Title: Culture Columnist

Twitter: @osagewriter

Topic Expertise: Columnist, Literary Arts, Community

Email: Rubyhansenmurray@gmail.com

Languages spoken: English, Osage language learner

Ruby Hansen Murray is a freelance journalist and a columnist for the Osage News.  She’s the winner of The Iowa Review and Montana Nonfiction Prizes awarded fellowships at MacDowell, Ragdale, Hedgebrook and Fishtrap. She has been nominated for Push Cart prizes and Best of the Net. Her work is forthcoming in Cascadia: A Field Guide (Tupelo Press) and appears in Shapes of Native Nonfiction (University of Washington Press) and Allotment Stories (University of Minnesota Press). It may be found in Ecotone, Pleiades, High Desert Journal, Moss, Arkansas International, River Mouth Review, Under the Sun, the Massachusetts Review, The Rumpus, Colorlines, and South Florida Poetry Journal.
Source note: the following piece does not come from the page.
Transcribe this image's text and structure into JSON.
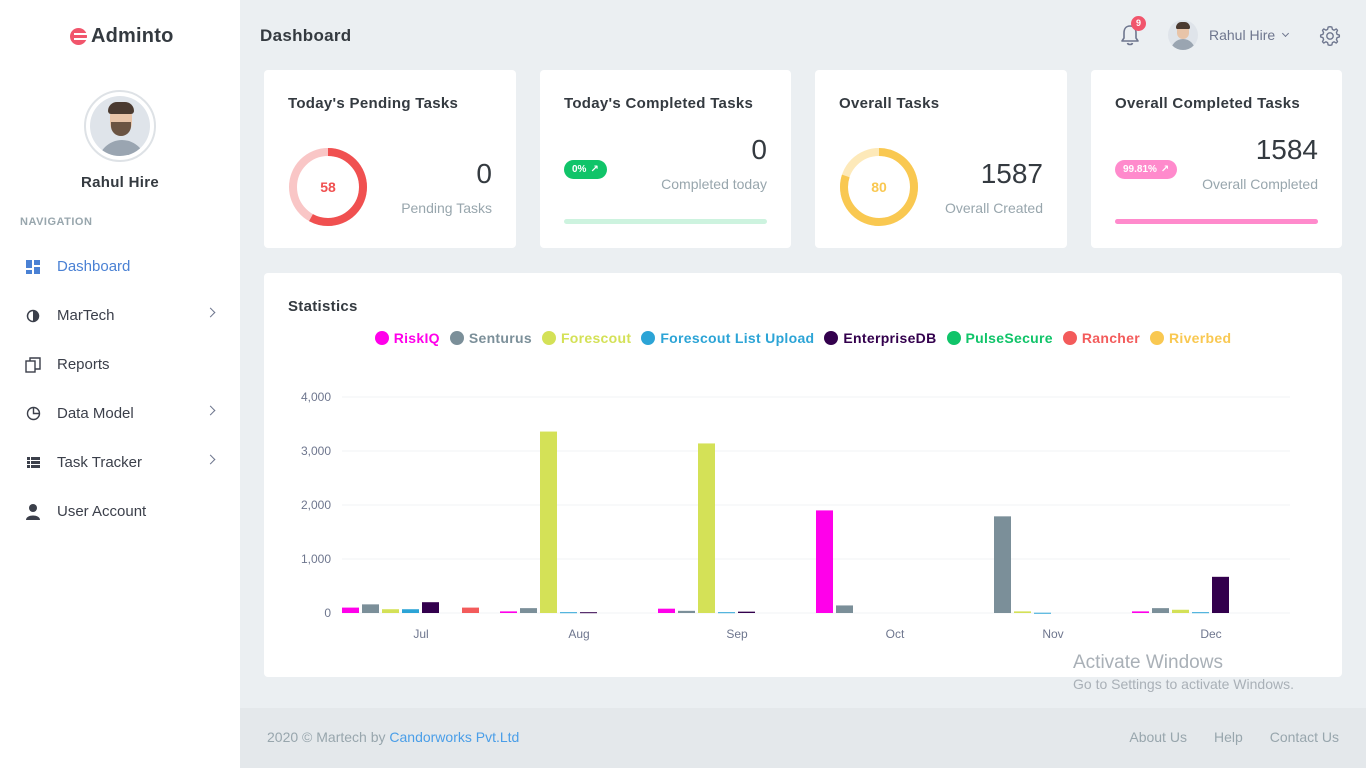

She has an MFA from the Institute of American Indian Arts and has written for regional and daily papers across the Northwest and received multiple awards from the Native American Journalist Association and the Oklahoma Pro Chapter of Professional Journalists. She’s a citizen of the Osage Nation with West Indian roots, living in the lower Columbia River estuary.